> On Jan 18, 2017, at 8:41 AM, Tony Allevato via swift-evolution 
> <swift-evolution@swift.org> wrote:
> 
> Personally, I don't feel that the problem is big enough to warrant a breaking 
> change here.
> 
> `var` is the general property declaration keyword in Swift for read-write 
> stored properties and read-only/read-write computed properties. The fact that 
> you can use `let` in place of `var` under one specific circumstance (a 
> read-only property backed by a stored variable) doesn't necessarily make the 
> entire keyword meaningless, IMO. `let` is just a shortcut for a read-only 
> stored property, and I think dropping it or moving `{ get set }` elsewhere 
> would be more confusing, since it would be syntactically inconsistent with 
> how the property is implemented. (Protocol members look the same as 
> class/struct members with the body removed.)
> 
> In general, I'm skeptical of ideas that just aim to protect new or bad 
> developers from themselves, especially at the expense of consistency.
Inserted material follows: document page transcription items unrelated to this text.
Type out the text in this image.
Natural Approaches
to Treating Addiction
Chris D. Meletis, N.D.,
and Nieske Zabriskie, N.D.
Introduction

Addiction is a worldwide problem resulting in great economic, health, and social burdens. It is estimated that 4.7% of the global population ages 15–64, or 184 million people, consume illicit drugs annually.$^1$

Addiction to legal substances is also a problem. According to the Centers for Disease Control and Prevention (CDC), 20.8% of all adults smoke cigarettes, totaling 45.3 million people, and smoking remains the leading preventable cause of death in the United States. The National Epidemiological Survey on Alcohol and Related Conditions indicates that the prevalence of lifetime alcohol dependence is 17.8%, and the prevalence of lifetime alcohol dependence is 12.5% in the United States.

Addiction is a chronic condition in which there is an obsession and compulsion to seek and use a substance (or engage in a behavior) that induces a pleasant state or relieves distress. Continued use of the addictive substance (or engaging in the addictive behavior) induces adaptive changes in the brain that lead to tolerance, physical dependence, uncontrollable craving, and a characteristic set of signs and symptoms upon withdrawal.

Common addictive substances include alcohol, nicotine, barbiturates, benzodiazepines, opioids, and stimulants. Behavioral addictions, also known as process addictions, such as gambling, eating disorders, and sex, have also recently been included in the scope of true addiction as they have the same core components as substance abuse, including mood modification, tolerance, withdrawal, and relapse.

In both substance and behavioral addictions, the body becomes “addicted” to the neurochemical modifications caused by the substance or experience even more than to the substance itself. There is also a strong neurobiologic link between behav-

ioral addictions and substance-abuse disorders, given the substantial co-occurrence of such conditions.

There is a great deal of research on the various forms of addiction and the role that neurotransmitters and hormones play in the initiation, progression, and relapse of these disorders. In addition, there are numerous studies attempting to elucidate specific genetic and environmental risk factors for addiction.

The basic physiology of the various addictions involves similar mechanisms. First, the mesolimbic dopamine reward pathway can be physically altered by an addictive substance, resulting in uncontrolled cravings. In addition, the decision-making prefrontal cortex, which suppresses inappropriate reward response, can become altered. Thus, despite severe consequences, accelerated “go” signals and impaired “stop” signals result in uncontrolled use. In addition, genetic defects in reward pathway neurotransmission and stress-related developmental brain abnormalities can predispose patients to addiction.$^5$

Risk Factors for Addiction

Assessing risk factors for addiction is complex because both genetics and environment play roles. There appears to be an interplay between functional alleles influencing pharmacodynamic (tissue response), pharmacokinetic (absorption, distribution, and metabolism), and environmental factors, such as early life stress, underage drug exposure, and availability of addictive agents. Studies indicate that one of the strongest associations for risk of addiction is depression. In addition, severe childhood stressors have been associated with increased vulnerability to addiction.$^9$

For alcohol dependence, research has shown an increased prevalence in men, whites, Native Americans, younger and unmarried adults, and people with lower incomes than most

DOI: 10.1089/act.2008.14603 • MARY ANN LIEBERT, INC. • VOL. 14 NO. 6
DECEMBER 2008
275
`let` more strongly guarantees **immutability**, not just "read-only". var { 
get } indicates that the protocol's interface only lets you read, but provides 
no guarantee that the implementation can't change the value you get. The 
language doesn't have the ability to reason about immutability for anything 
other than stored properties yet, but we want to leave syntactic space for that 
possibility without muddying the strong guarantee of `let`. For that reason, 
protocols only support `var { get }` requirements today. `let` properties 
naturally model the requirement since you can read them; their interface is a 
superset of the protocol requirement.